Teams also receive local revenues from suite sales, advertising, parking, and concessions. These revenues can vary quite a bit by team, but from the leaked documents we can estimate they will be around $20 million. Clubs also receive money that is grouped to together and split equally among all 30 teams from merchandising, MLB Advanced Media, and international broadcast agreements, which amounts to a few million dollars. All told, this puts the Royals revenues around $238 million, although that could be much more depending on how much the team generates in ticket revenues for 2016. These numbers are consistent with what Forbes estimated before the 2015 season.

Expenses

The Royals have increased payroll by nearly 17% to $132 million for Opening Day, although they could save up to $6 million on Jason Vargas' salary since it is insured against injury.  On top of that, teams have to pay for health care, pension obligations, social security contributions, unemployment, worker's compensation and other various labor expenses that run about $10 million per year. Clubs also have non-player expenses to run a ballclub, such as other employee salaries, stadium expenses, travel expenses, the costs of operating minor league teams, scouting, player development costs, and marketing. Based on the leaked documents, we can see that these expenses generally run about $90-$100 million.

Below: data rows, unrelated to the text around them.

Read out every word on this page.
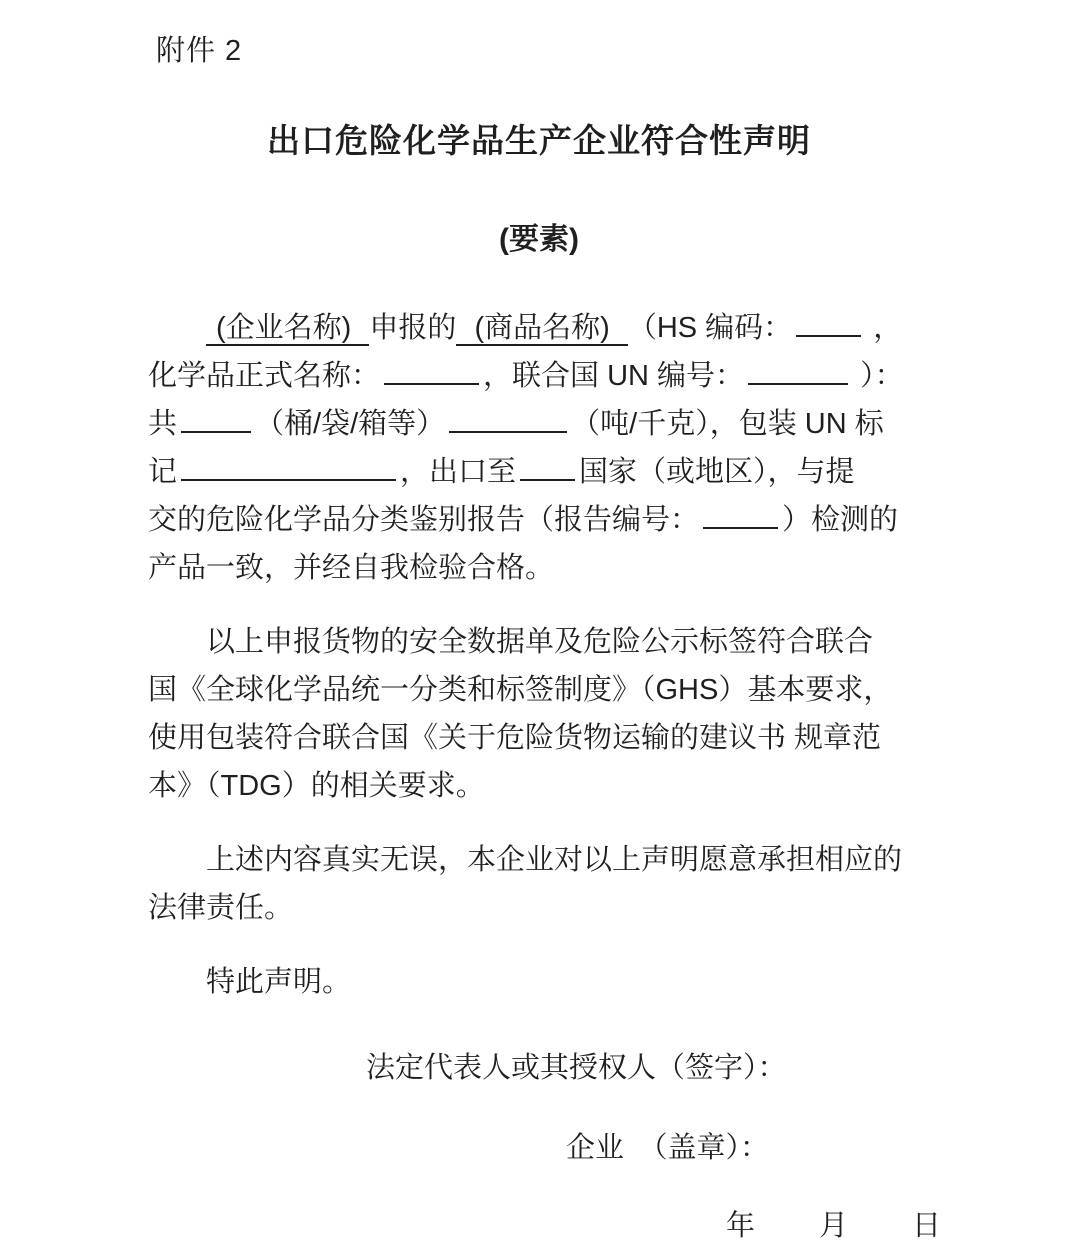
附件 2
出口危险化学品生产企业符合性声明
(要素)
(企业名称) 申报的 (商品名称) （HS 编码：	，
化学品正式名称：	，联合国 UN 编号：	）：
共	（桶/袋/箱等）	（吨/千克），包装 UN 标
记	，出口至 国家（或地区），与提
交的危险化学品分类鉴别报告（报告编号：	）检测的
产品一致，并经自我检验合格。
以上申报货物的安全数据单及危险公示标签符合联合
国《全球化学品统一分类和标签制度》（GHS）基本要求，
使用包装符合联合国《关于危险货物运输的建议书 规章范
本》（TDG）的相关要求。
上述内容真实无误，本企业对以上声明愿意承担相应的
法律责任。
特此声明。
法定代表人或其授权人（签字）：
企业　（盖章）：
年　　月　　日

Teams can also have debt obligations. The Royals should not have any debt obligations as the team was purchased in 2000 for $96 million, and only contributed $25 million towards stadium renovations in 2007, but we don't know for certain if they are free from debt payments.

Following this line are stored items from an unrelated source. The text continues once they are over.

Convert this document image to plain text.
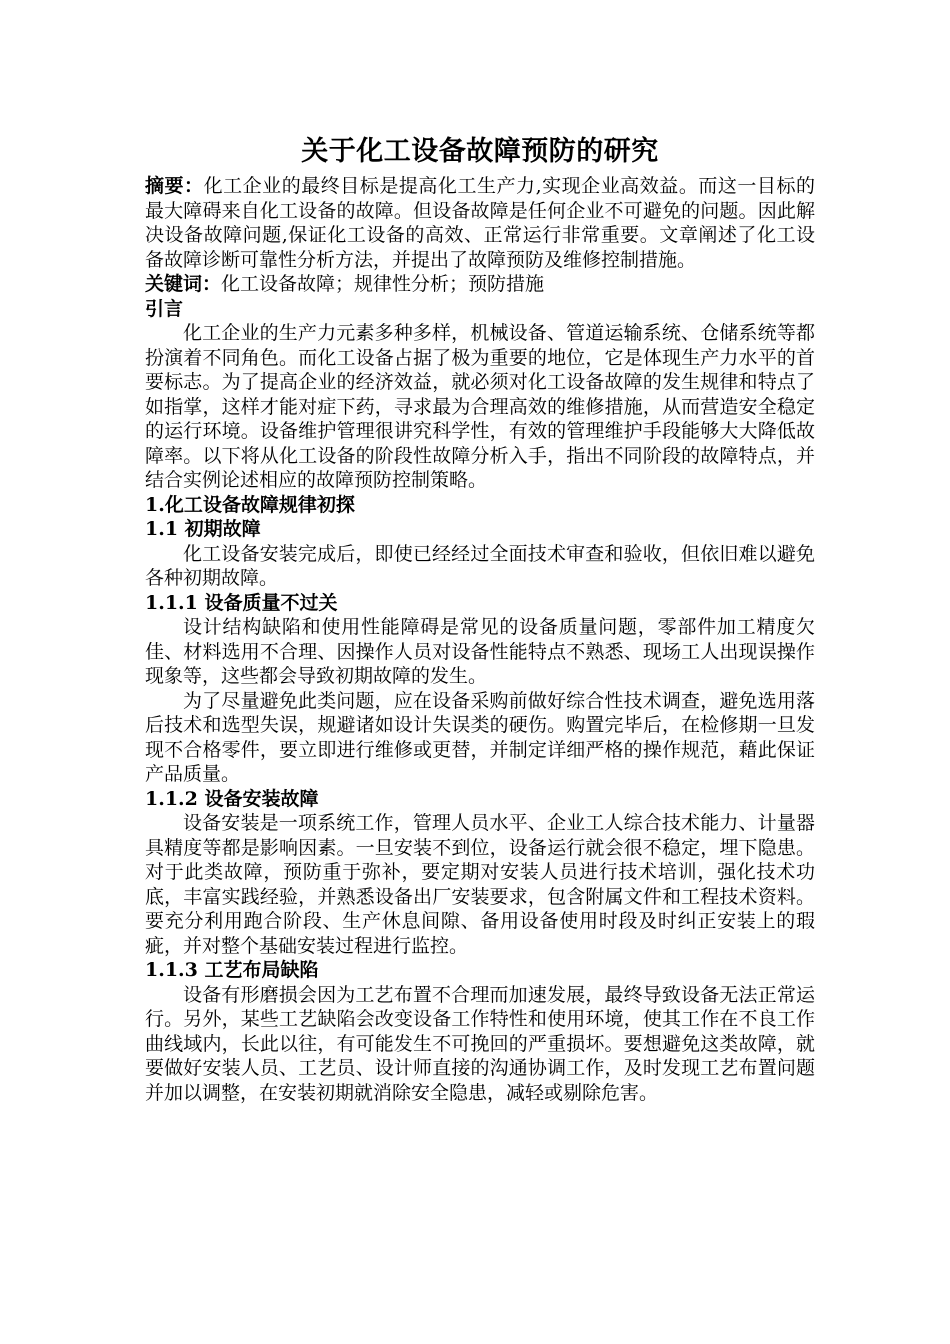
关于化工设备故障预防的研究

摘要：化工企业的最终目标是提高化工生产力,实现企业高效益。而这一目标的最大障碍来自化工设备的故障。但设备故障是任何企业不可避免的问题。因此解决设备故障问题,保证化工设备的高效、正常运行非常重要。文章阐述了化工设备故障诊断可靠性分析方法，并提出了故障预防及维修控制措施。

关键词：化工设备故障；规律性分析；预防措施

引言

化工企业的生产力元素多种多样，机械设备、管道运输系统、仓储系统等都扮演着不同角色。而化工设备占据了极为重要的地位，它是体现生产力水平的首要标志。为了提高企业的经济效益，就必须对化工设备故障的发生规律和特点了如指掌，这样才能对症下药，寻求最为合理高效的维修措施，从而营造安全稳定的运行环境。设备维护管理很讲究科学性，有效的管理维护手段能够大大降低故障率。以下将从化工设备的阶段性故障分析入手，指出不同阶段的故障特点，并结合实例论述相应的故障预防控制策略。

1.化工设备故障规律初探
1.1 初期故障

化工设备安装完成后，即使已经经过全面技术审查和验收，但依旧难以避免各种初期故障。

1.1.1 设备质量不过关

设计结构缺陷和使用性能障碍是常见的设备质量问题，零部件加工精度欠佳、材料选用不合理、因操作人员对设备性能特点不熟悉、现场工人出现误操作现象等，这些都会导致初期故障的发生。

为了尽量避免此类问题，应在设备采购前做好综合性技术调查，避免选用落后技术和选型失误，规避诸如设计失误类的硬伤。购置完毕后，在检修期一旦发现不合格零件，要立即进行维修或更替，并制定详细严格的操作规范，藉此保证产品质量。

1.1.2 设备安装故障

设备安装是一项系统工作，管理人员水平、企业工人综合技术能力、计量器具精度等都是影响因素。一旦安装不到位，设备运行就会很不稳定，埋下隐患。对于此类故障，预防重于弥补，要定期对安装人员进行技术培训，强化技术功底，丰富实践经验，并熟悉设备出厂安装要求，包含附属文件和工程技术资料。要充分利用跑合阶段、生产休息间隙、备用设备使用时段及时纠正安装上的瑕疵，并对整个基础安装过程进行监控。

1.1.3 工艺布局缺陷

设备有形磨损会因为工艺布置不合理而加速发展，最终导致设备无法正常运行。另外，某些工艺缺陷会改变设备工作特性和使用环境，使其工作在不良工作曲线域内，长此以往，有可能发生不可挽回的严重损坏。要想避免这类故障，就要做好安装人员、工艺员、设计师直接的沟通协调工作，及时发现工艺布置问题并加以调整，在安装初期就消除安全隐患，减轻或剔除危害。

Revenues (in millions) Expenses (in millions)
Ticket sales $88 Player payroll $132
Local TV (FSKC) $20 Other player expenses $10
National TV/Revenue sharing $100 Non-player expenses $100
Other revenues $30
$238 $242

Conclusion

These are all estimates using the little information that has been made public, but it looks like the Royals will likely be around a break-even point, depending on how ticket revenues go. That could change if the Royals make a mid-season acquisition that takes on more in player payroll, and of course, they could be quite profitable if they go on another deep playoff run. From the leaked documents, we see the Rays generated $17 million in revenues from their pennant in 2008, with $6 million in expenses in October, leaving an $11 million profit. That is consistent with Mellinger's reporting that the Royals reap $1 million in profit for each post-season game they host.

All of this is underscored by the fact the value in the franchise has skyrocketed since David Glass bought the team for $96 million fifteen years ago. Forbes estimates the value of the franchise at $700 million, although Glass will not enjoy that money until he sells the club, which he may never do. We should also remember the team operated with very low payrolls for several seasons while the team was rebuilding, likely generating much greater profits for the Glass family.

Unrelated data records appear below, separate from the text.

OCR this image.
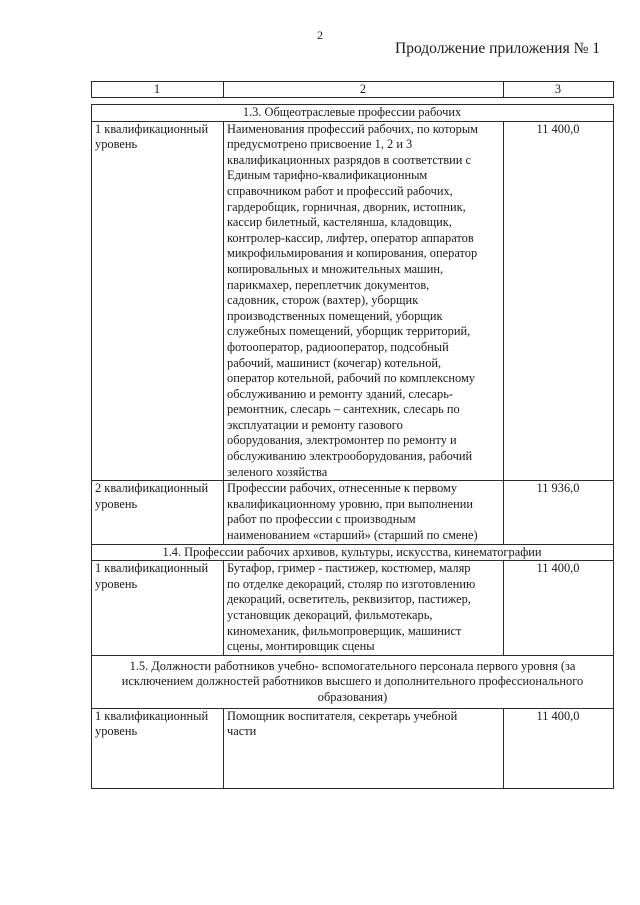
2
Продолжение приложения № 1
1	2	3

1.3. Общеотраслевые профессии рабочих		
1 квалификационный уровень	Наименования профессий рабочих, по которым предусмотрено присвоение 1, 2 и 3 квалификационных разрядов в соответствии с Единым тарифно-квалификационным справочником работ и профессий рабочих, гардеробщик, горничная, дворник, истопник, кассир билетный, кастелянша, кладовщик, контролер-кассир, лифтер, оператор аппаратов микрофильмирования и копирования, оператор копировальных и множительных машин, парикмахер, переплетчик документов, садовник, сторож (вахтер), уборщик производственных помещений, уборщик служебных помещений, уборщик территорий, фотооператор, радиооператор, подсобный рабочий, машинист (кочегар) котельной, оператор котельной, рабочий по комплексному обслуживанию и ремонту зданий, слесарь-ремонтник, слесарь – сантехник, слесарь по эксплуатации и ремонту газового оборудования, электромонтер по ремонту и обслуживанию электрооборудования, рабочий зеленого хозяйства	11 400,0
2 квалификационный уровень	Профессии рабочих, отнесенные к первому квалификационному уровню, при выполнении работ по профессии с производным наименованием «старший» (старший по смене)	11 936,0
1.4. Профессии рабочих архивов, культуры, искусства, кинематографии		
1 квалификационный уровень	Бутафор, гример - пастижер, костюмер, маляр по отделке декораций, столяр по изготовлению декораций, осветитель, реквизитор, пастижер, установщик декораций, фильмотекарь, киномеханик, фильмопроверщик, машинист сцены, монтировщик сцены	11 400,0
1.5. Должности работников учебно- вспомогательного персонала первого уровня (за исключением должностей работников высшего и дополнительного профессионального образования)		
1 квалификационный уровень	Помощник воспитателя, секретарь учебной части	11 400,0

Few fans would quibble with David Glass turning a profit on the ballclub, they are a profit-making business, after all. The more profits they can make, the likelier it is that Kansas City is able to retain a Major League franchise. But it is interesting that while baseball itself likes to crow about record revenues, individual clubs are much more modest. No team ever likes to brag it is making money. Instead they cry poor at how much money they will lose in the upcoming season. Don't cry for David Glass, he is doing fine. The Royals are doing fine. And Royals fans are doing fine as long as the team keeps winning.